The Minister also shows undue interest in the project as his nephew owns a big infrastructure company. The Minister has indirectly asked Subhash to take care of his nephew’s business interests and to act fast for political gains.
(a) Discuss the ethical issues involved.
(b) Critically examine the options before Subhash.
(c) Which option is most appropriate and why?
(a) Ethical issues involved
- Conflict of interest involving son and Minister’s nephew.
- Misuse of confidential government information.
- Political pressure and nepotism.
- Violation of probity, integrity and public trust.
- Risk of corruption and crony capitalism.
(b) Options available to Subhash
Option 1: Share project details with his son and favour the Minister’s nephew. This would lead to illegal gratification, insider trading and gross ethical violation. It would destroy public trust and invite criminal liability.
Option 2: Remain silent with his son but indirectly facilitate the Minister’s nephew. This partially avoids familial conflict but still amounts to abuse of office and political complicity.
Option 3: Refuse to share any confidential information, formally disclose conflict of interest, ensure transparent tendering, follow due procurement rules and document all interactions. This may invite political displeasure but upholds rule of law.
Option 4: Seek written instructions from the Minister or escalate the matter to the Chief Secretary / Vigilance Commission. This protects institutional integrity but may strain his career.
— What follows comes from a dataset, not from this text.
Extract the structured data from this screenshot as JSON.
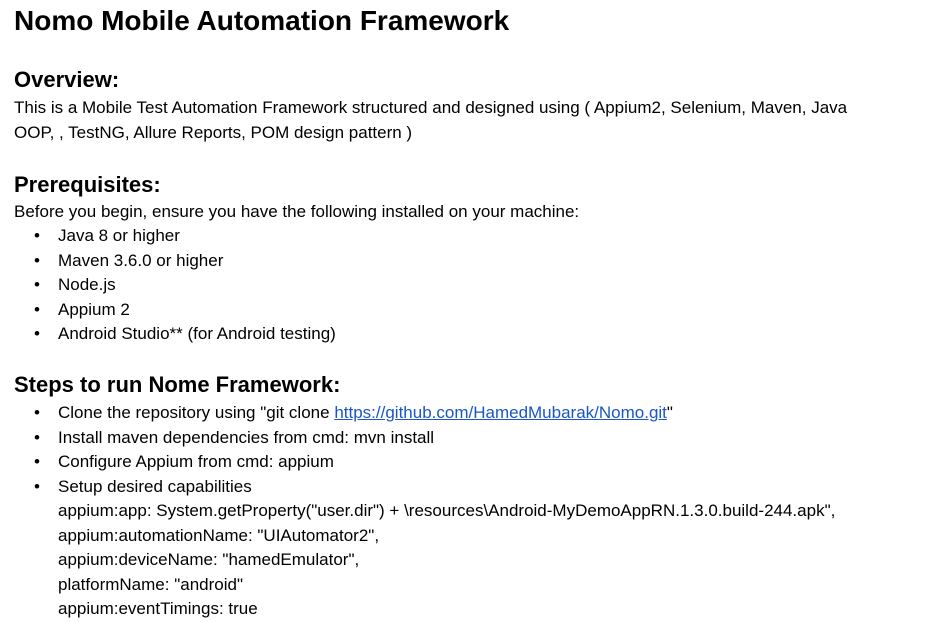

(c) Most appropriate option
Option 3 combined with Option 4 is the most appropriate. Subhash must uphold integrity, deny any insider information to his son, ensure complete transparency in procurement and formally record political pressure. This aligns with constitutional values, prevents corruption, protects public resources and preserves long-term institutional credibility. Personal or political costs are secondary to public interest and probity in governance.